Acara yang berlangsung 26 hingga 28 Agustus ini mempertemukan perwakilan dari 40 negara. Total peserta mencapai 174 asosiasi, 66 universitas, dan 41 agensi pemerintahan. Profesor Evvy Kartini dari NBRI menyebut pertukaran pengetahuan sebagai alasan utama. Indonesia harus membangun SDM dan teknologi, bukan hanya mengandalkan mineral.
Pandangan itu langsung mendapat sambutan hangat dari pelaku industri nasional. Muhammad Firmansyah menegaskan kebutuhan baterai kini tak hanya datang dari sektor otomotif. Pertumbuhan PLTS hingga seratus gigawatt membutuhkan BESS dalam skala besar. Tanpa penyimpanan, intermitensi surya akan mengganggu stabilitas pasokan listrik. Kolaborasi lintas sektor menjadi kunci mutlak keberhasilan.
Baca juga :Menuju Panggung Global: IBS 2026 dan Ambisi Besar Baterai Indonesia
Saat ini Indonesia berada di puncak gelombang strategis peluang emas industri baterai dunia. Kekayaan nikel dan pasar domestik luas menjadi modal besar. Namun, Profesor Evvy ingatkan membangun pabrik saja tak cukup. Riset dan inovasi teknologi mutlak digarap agar nilai tambah mengalir deras ke Tanah Air.

Ekosistem yang kompetitif menuntut keterhubungan rantai nilai hulu hingga hilir secara utuh. Mulai dari mineral, produksi sel, perakitan paket, hingga manajemen energi cerdas. Daur ulang baterai bekas juga jadi pilar ekonomi sirkular. Pendekatan terintegrasi ini mampu menciptakan loncatan nilai tambah bagi perekonomian nasional secara signifikan.
Ketua Id Battery, Niko Chandra, menyoroti pentingnya jembatan kemitraan dengan negara maju. Pengalaman negara pelopor EV dan BESS sangat berharga bagi Indonesia. IBS 2026 menjadi medan strategis serap pengetahuan dan buka akses investasi. Kolaborasi global bukan sekadar pilihan, melainkan kebutuhan mendesak percepatan transformasi industri nasional.
Reynaldi Istanto dari NBRI menambahkan ekosistem ini tak bisa dibangun sendiri. Sektor swasta, birokrasi, dan pendidikan wajib bersinergi membangun koneksi riset dan pasar. Kapasitas produksi hanyalah langkah awal yang paling mudah. Tantangan utamanya adalah membangun kapabilitas untuk berinovasi menghadapi teknologi masa depan yang terus berubah.
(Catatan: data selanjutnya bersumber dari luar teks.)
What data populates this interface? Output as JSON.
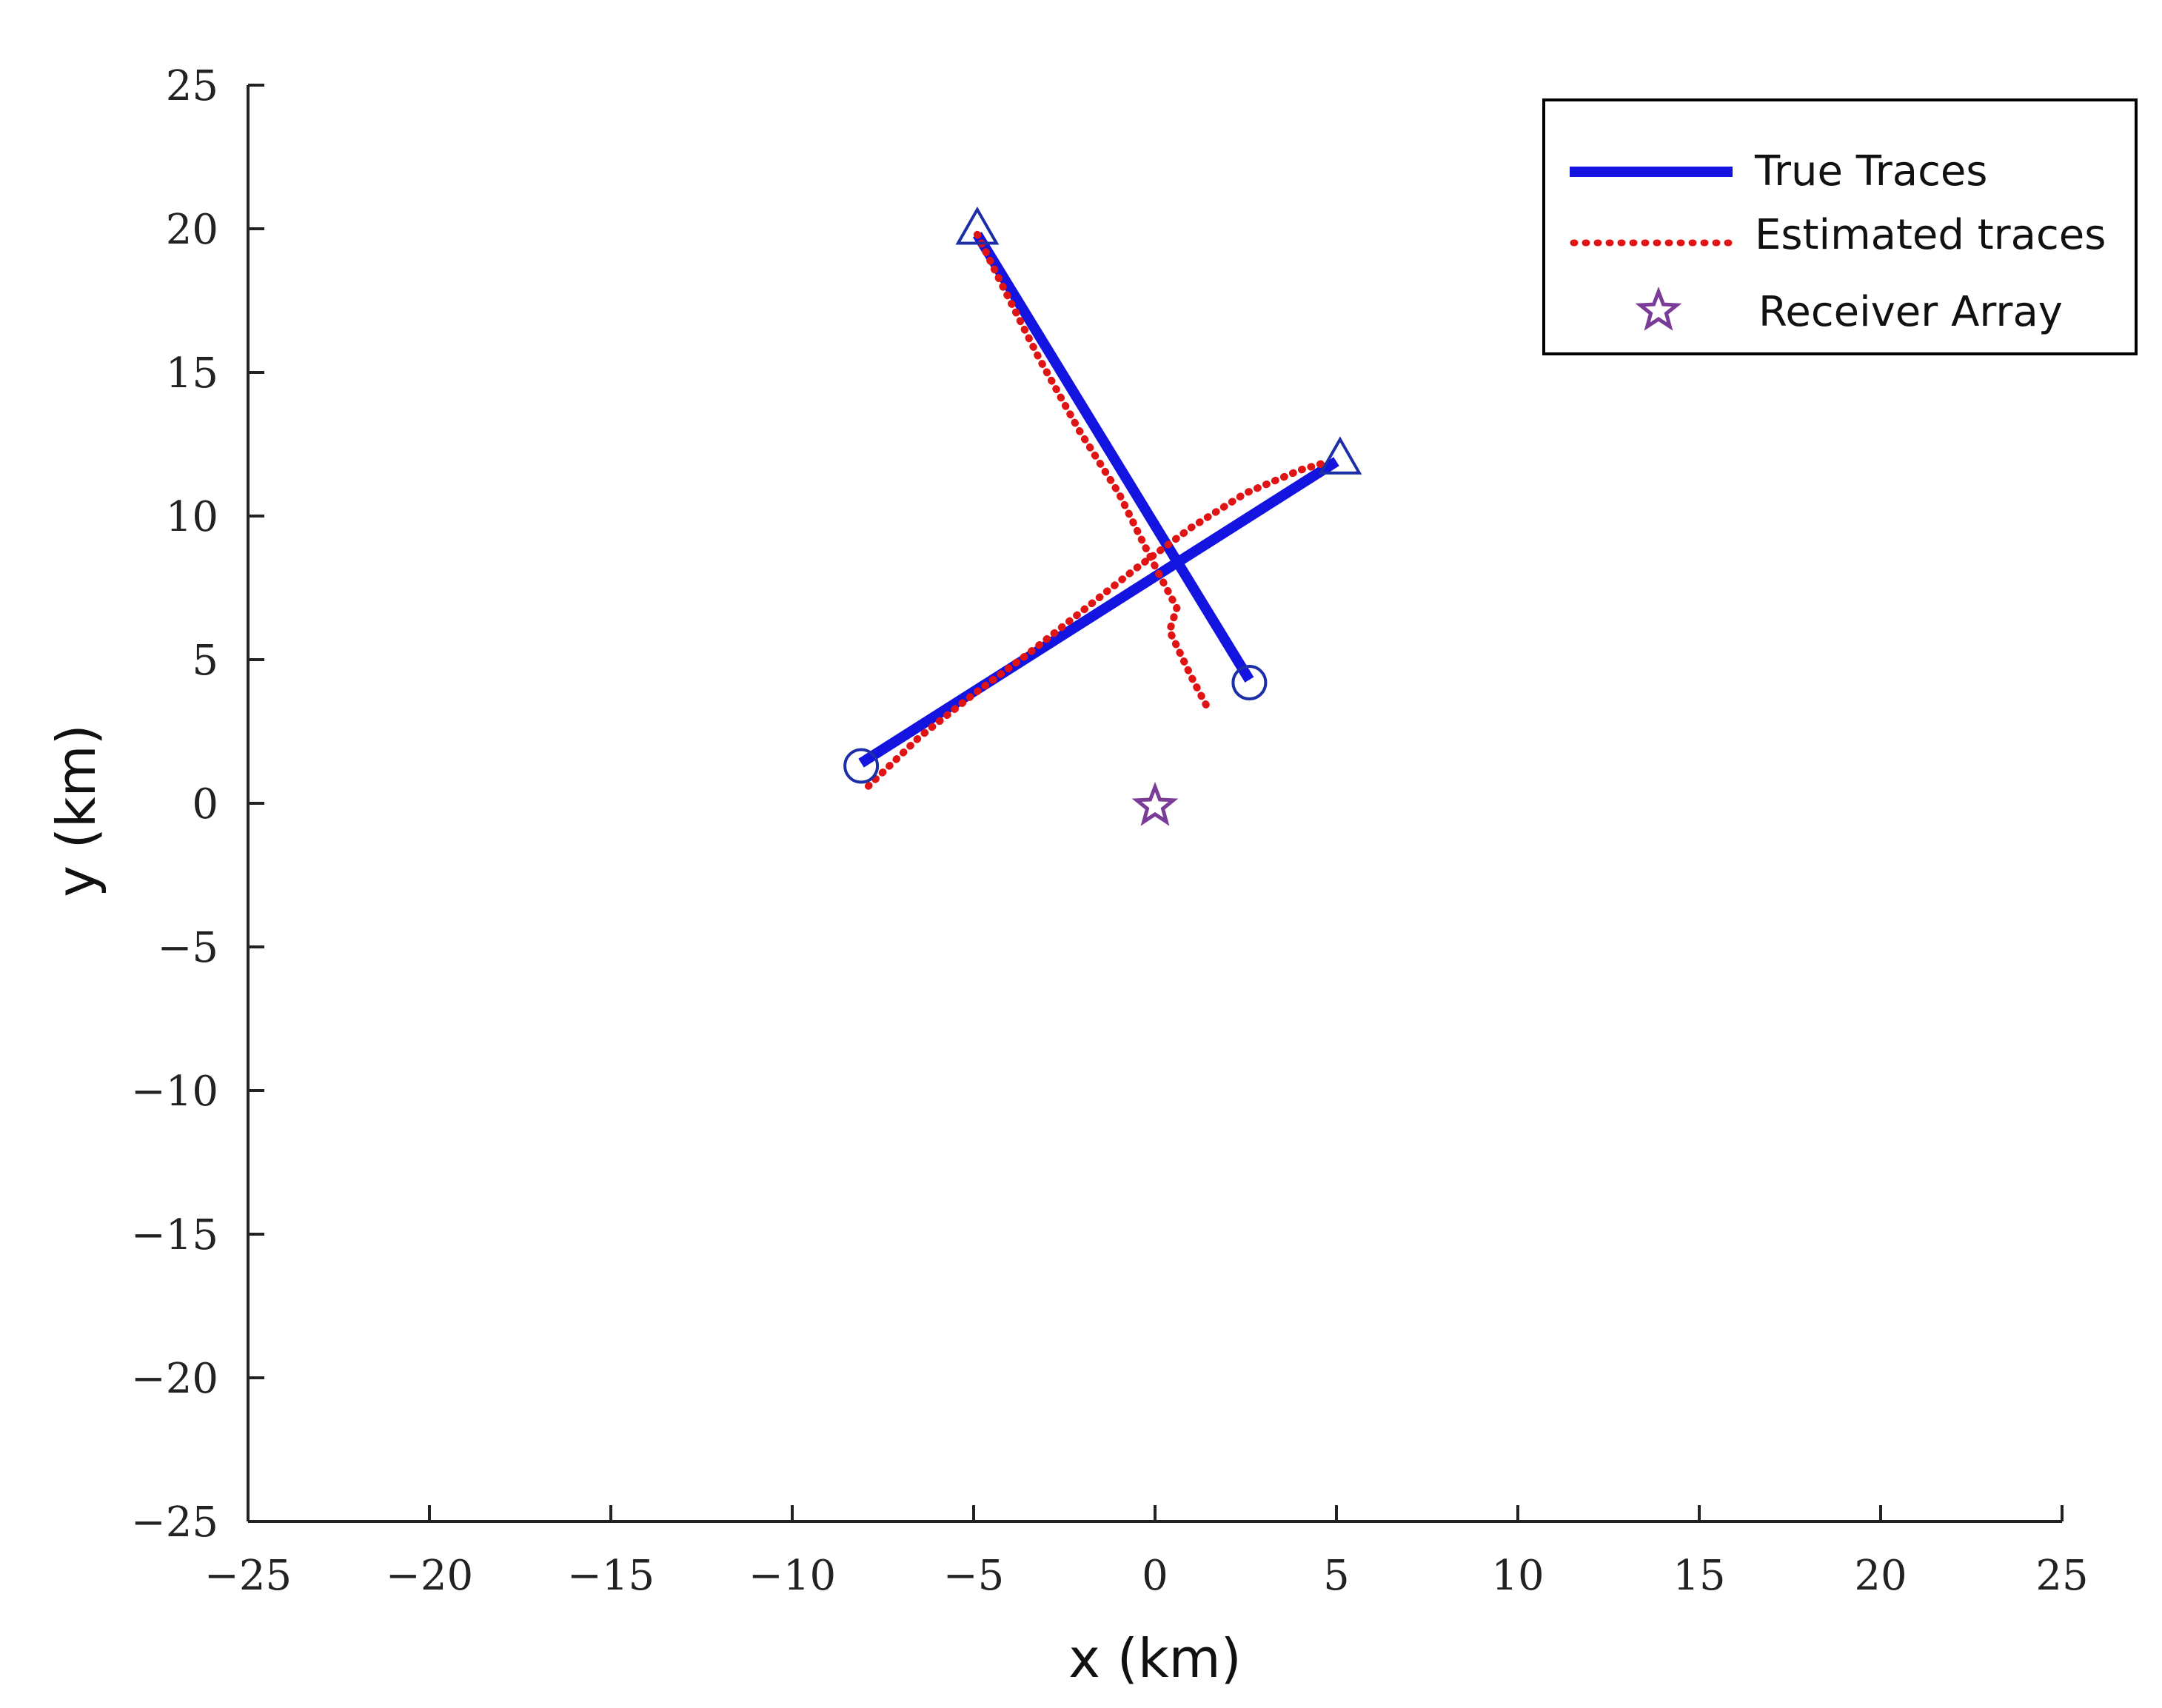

Integrasi rantai nilai mencakup pengembangan material katoda anoda dan manufaktur sel dalam negeri. Langkah ini mengurangi ketergantungan impor dan memperkuat ketahanan industri. Penguatan BESS untuk skala utilitas menjadi prioritas utama. Semua pihak kini pula fokus pada bagaimana riset menjawab tantangan teknis yang ada di lapangan.
Gelaran IBS 2026 bukan sekadar pameran teknologi tiga hari biasa. Ini merupakan momentum nyata strategis melihat peta jalan industri baterai secara lebih berani. Indonesia harus segera keluar dari bayang-bayang pemasok bahan baku dunia. Kehadiran pemangku kepentingan global menjadi katalis percepatan ekosistem yang mandiri dan berkelanjutan.
Perjalanan industri baterai Indonesia memasuki babak baru yang penuh harapan besar. Bukan lagi hanya soal kapasitas pabrik, melainkan kemampuan berinovasi. Kolaborasi internasional dan lintas sektor menjadi kunci utama percepatan kita. Masa depan energi hijau negeri ini sedang dirumuskan dari ruang strategis konvensi Jakarta hari ini.